Department of Diabetes, Epigenetics in Human Health and Disease Laboratory, Monash University, Melbourne, VIC, Australia.
Cardiovascular Research Center, Icahn School of Medicine at Mount Sinai, New York, NY, United States.
J Mol Cell Cardiol. 2019 Mar;128:129-133. doi: 10.1016/j.yjmcc.2019.01.019. Epub 2019 Jan 25.

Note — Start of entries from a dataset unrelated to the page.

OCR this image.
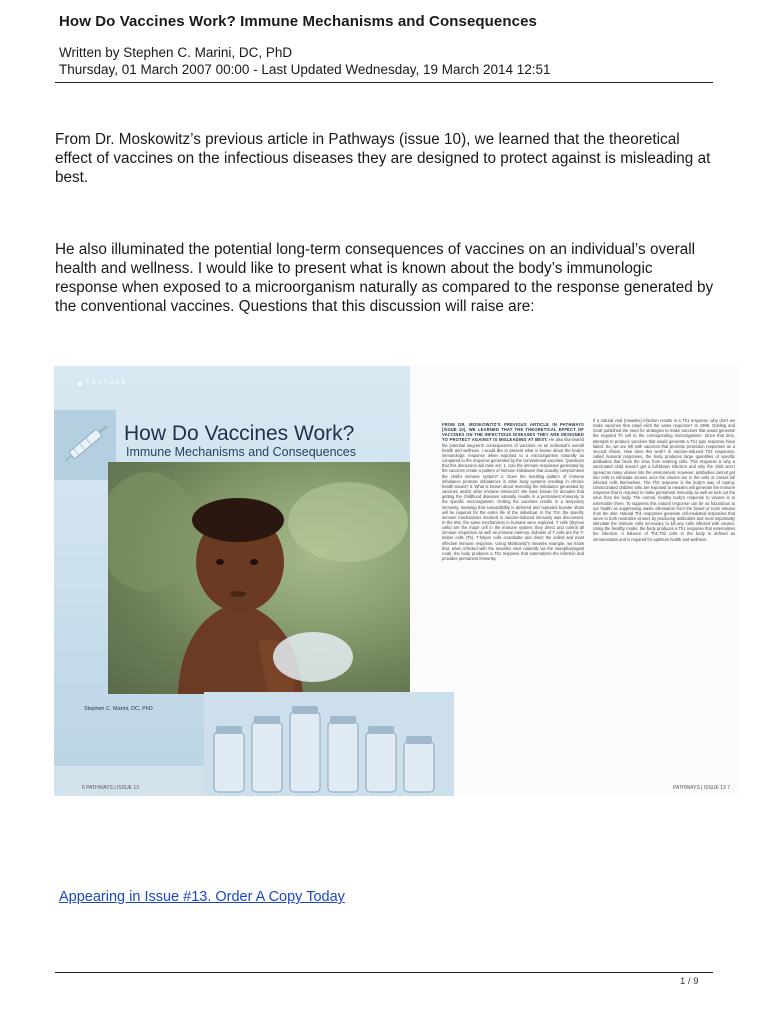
How Do Vaccines Work? Immune Mechanisms and Consequences
Written by Stephen C. Marini, DC, PhD
Thursday, 01 March 2007 00:00 - Last Updated Wednesday, 19 March 2014 12:51

From Dr. Moskowitz’s previous article in Pathways (issue 10), we learned that the theoretical effect of vaccines on the infectious diseases they are designed to protect against is misleading at best.

He also illuminated the potential long-term consequences of vaccines on an individual’s overall health and wellness. I would like to present what is known about the body’s immunologic response when exposed to a microorganism naturally as compared to the response generated by the conventional vaccines. Questions that this discussion will raise are:

FEATURE
How Do Vaccines Work?
Immune Mechanisms and Consequences
Stephen C. Marini, DC, PhD
6 PATHWAYS | ISSUE 13
FROM DR. MOSKOWITZ’S PREVIOUS ARTICLE IN PATHWAYS (ISSUE 10), WE LEARNED THAT THE THEORETICAL EFFECT OF VACCINES ON THE INFECTIOUS DISEASES THEY ARE DESIGNED TO PROTECT AGAINST IS MISLEADING AT BEST. He also illuminated the potential long-term consequences of vaccines on an individual’s overall health and wellness. I would like to present what is known about the body’s immunologic response when exposed to a microorganism naturally as compared to the response generated by the conventional vaccines. Questions that this discussion will raise are: 1. Can the immune responses generated by the vaccines create a pattern of immune imbalance that actually compromises the child’s immune system? 2. Does the resulting pattern of immune imbalance promote imbalances in other body systems resulting in chronic health issues? 3. What is known about reversing the imbalance generated by vaccines and/or other immune stressors? We have known for decades that getting the childhood diseases naturally results in a permanent immunity to the specific microorganism. Getting the vaccines results in a temporary immunity, meaning that susceptibility is deferred and repeated booster shots will be required for the entire life of the individual. In the 70s, the specific immune mechanisms involved in vaccine-induced immunity was discovered. In the 90s, the same mechanisms in humans were explored. T cells (thymus cells) are the major cell in the immune system; they direct and control all immune responses as well as immune memory. Subsets of T cells are the T-helper cells (Th). T-helper cells coordinate and direct the safest and most effective immune response. Using Moskowitz’s measles example, we know that, when infected with the measles virus naturally via the nasopharyngeal route, the body produces a Th1 response that externalizes the infection and provides permanent immunity.
If a natural viral (measles) infection results in a Th1 response, why don’t we make vaccines that could elicit the same response? In 1999, Golding and Scott published the need for strategies to make vaccines that would generate the required Th cell to the corresponding microorganism. Since that time, attempts to produce vaccines that would generate a Th1 type response have failed. So, we are left with vaccines that promote protection responses as a second choice. How does this work? In vaccine-induced Th2 responses, called humoral responses, the body produces large quantities of specific antibodies that block the virus from entering cells. This response is why a vaccinated child doesn’t get a full-blown infection and why the child won’t spread as many viruses into the environment. However, antibodies cannot get into cells to eliminate viruses once the viruses are in the cells or cannot kill infected cells themselves. The Th2 response is the body’s way of coping. Unvaccinated children who are exposed to measles will generate the immune response that is required to make permanent immunity as well as kick out the virus from the body. The normal, healthy body’s response to viruses is to externalize them. To suppress this natural response can be as hazardous to our health as suppressing waste elimination from the bowel or toxin release from the skin. Natural Th1 responses generate cell-mediated responses that serve to both neutralize viruses by producing antibodies and most importantly stimulate the immune cells necessary to kill any cells infected with viruses. Using the healthy model, the body produces a Th1 response that externalizes the infection. A balance of Th1:Th2 cells in the body is defined as immunostasis and is required for optimum health and wellness.
PATHWAYS | ISSUE 13 7
Appearing in Issue #13. Order A Copy Today
1 / 9
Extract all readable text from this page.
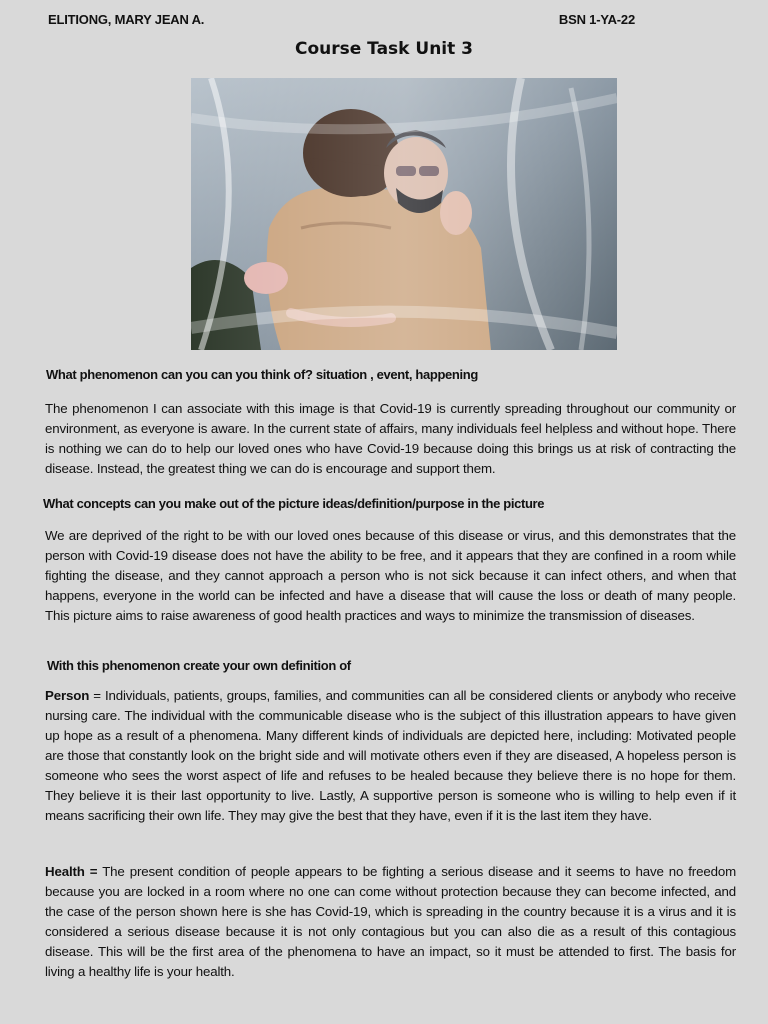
ELITIONG, MARY JEAN A.	BSN 1-YA-22
Course Task Unit 3
What phenomenon can you can you think of? situation , event, happening
The phenomenon I can associate with this image is that Covid-19 is currently spreading throughout our community or environment, as everyone is aware. In the current state of affairs, many individuals feel helpless and without hope. There is nothing we can do to help our loved ones who have Covid-19 because doing this brings us at risk of contracting the disease. Instead, the greatest thing we can do is encourage and support them.
What concepts can you make out of the picture ideas/definition/purpose in the picture
We are deprived of the right to be with our loved ones because of this disease or virus, and this demonstrates that the person with Covid-19 disease does not have the ability to be free, and it appears that they are confined in a room while fighting the disease, and they cannot approach a person who is not sick because it can infect others, and when that happens, everyone in the world can be infected and have a disease that will cause the loss or death of many people. This picture aims to raise awareness of good health practices and ways to minimize the transmission of diseases.
With this phenomenon create your own definition of
Person = Individuals, patients, groups, families, and communities can all be considered clients or anybody who receive nursing care. The individual with the communicable disease who is the subject of this illustration appears to have given up hope as a result of a phenomena. Many different kinds of individuals are depicted here, including: Motivated people are those that constantly look on the bright side and will motivate others even if they are diseased, A hopeless person is someone who sees the worst aspect of life and refuses to be healed because they believe there is no hope for them. They believe it is their last opportunity to live. Lastly, A supportive person is someone who is willing to help even if it means sacrificing their own life. They may give the best that they have, even if it is the last item they have.
Health = The present condition of people appears to be fighting a serious disease and it seems to have no freedom because you are locked in a room where no one can come without protection because they can become infected, and the case of the person shown here is she has Covid-19, which is spreading in the country because it is a virus and it is considered a serious disease because it is not only contagious but you can also die as a result of this contagious disease. This will be the first area of the phenomena to have an impact, so it must be attended to first. The basis for living a healthy life is your health.
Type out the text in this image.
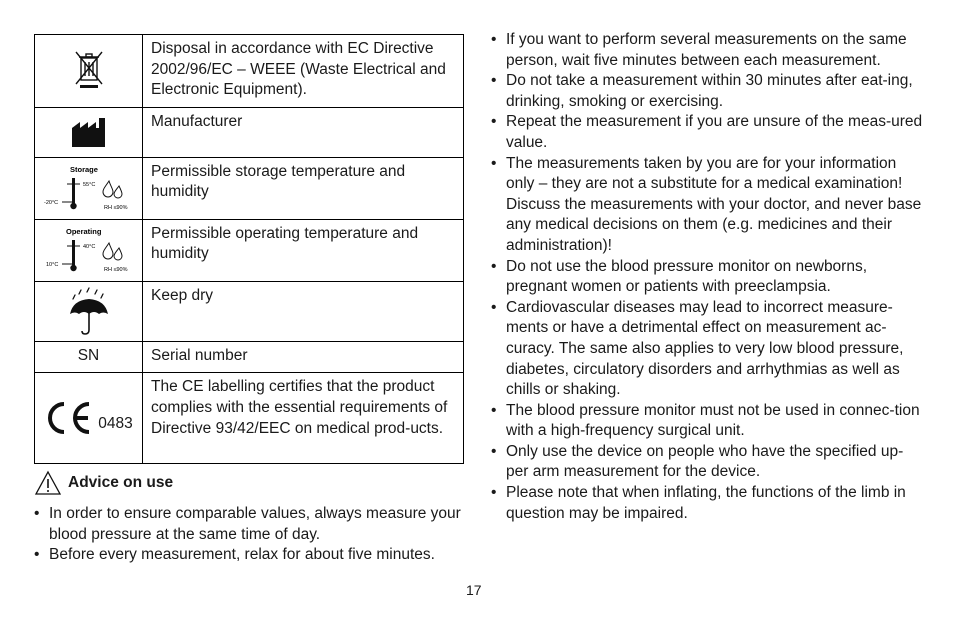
	Disposal in accordance with EC Directive 2002/96/EC – WEEE (Waste Electrical and Electronic Equipment).

	Manufacturer

Storage
55°C
-20°C
RH ≤90%	Permissible storage temperature and humidity

Operating
40°C
10°C
RH ≤90%	Permissible operating temperature and humidity

	Keep dry

SN	Serial number

0483	The CE labelling certifies that the product complies with the essential requirements of Directive 93/42/EEC on medical prod-ucts.
Advice on use
• In order to ensure comparable values, always measure your blood pressure at the same time of day.
• Before every measurement, relax for about five minutes.
• If you want to perform several measurements on the same person, wait five minutes between each measurement.
• Do not take a measurement within 30 minutes after eat-ing, drinking, smoking or exercising.
• Repeat the measurement if you are unsure of the meas-ured value.
• The measurements taken by you are for your information only – they are not a substitute for a medical examination! Discuss the measurements with your doctor, and never base any medical decisions on them (e.g. medicines and their administration)!
• Do not use the blood pressure monitor on newborns, pregnant women or patients with preeclampsia.
• Cardiovascular diseases may lead to incorrect measure-ments or have a detrimental effect on measurement ac-curacy. The same also applies to very low blood pressure, diabetes, circulatory disorders and arrhythmias as well as chills or shaking.
• The blood pressure monitor must not be used in connec-tion with a high-frequency surgical unit.
• Only use the device on people who have the specified up-per arm measurement for the device.
• Please note that when inflating, the functions of the limb in question may be impaired.
17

Under the seeming disorder of "junk" sequences the last decade has seen developments in our understanding of non-coding RNA's (ncRNAs). It's a complex revised order and nowhere is this more relevant than in the developing heart whereby old rules have been set aside to make room for new ones. The development of the mammalian heart has been studied at the genetic and cellular level for several decades because these areas were considered ideal control points. As such, detailed mechanisms governing cell lineages are well described. Emerging evidence suggests a complex new order regulated by epigenetic mechanisms mark cardiac cell lineage. Indeed, molecular cardiologists are in the process of shedding light on the roles played by ncRNAs, nucleic acid methylation and histone/chromatin modifications in specific pathologies of the heart. The aim of this article is to discuss some of the recent advances in the field of cardiovascular epigenetics that are related to direct cell reprogramming and repair. As such, we explore ncRNAs as nodes regulating signaling networks and attempt to make sense of regulatory disorder by reinforcing the importance of epigenetic components in the developmental program.
在看似无序的“垃圾”序列中,过去十年我们对非编码 RNA(ncRNAs)的理解有了新的进展。这是一个复杂的修订秩序,在发育中的心脏中最为明显,旧规则被搁置,为新规则让路。几十年来,人们一直在基因和细胞水平上研究哺乳动物心脏的发育,因为这些领域被认为是理想的控制点。因此,控制细胞谱系的详细机制得到了很好的描述。新出现的证据表明,一种由表观遗传机制调控的复杂新秩序标志着心脏细胞谱系。事实上,分子心脏病学家正在揭示 ncRNAs、核酸甲基化和组蛋白/染色质修饰在心脏特定病理中的作用。本文的目的是讨论心血管表观遗传学领域的一些最新进展,这些进展与直接细胞重编程和修复有关。因此,我们将 ncRNAs 作为调节信号网络的节点进行研究,并试图通过强调表观遗传成分在发育程序中的重要性来理解调控紊乱。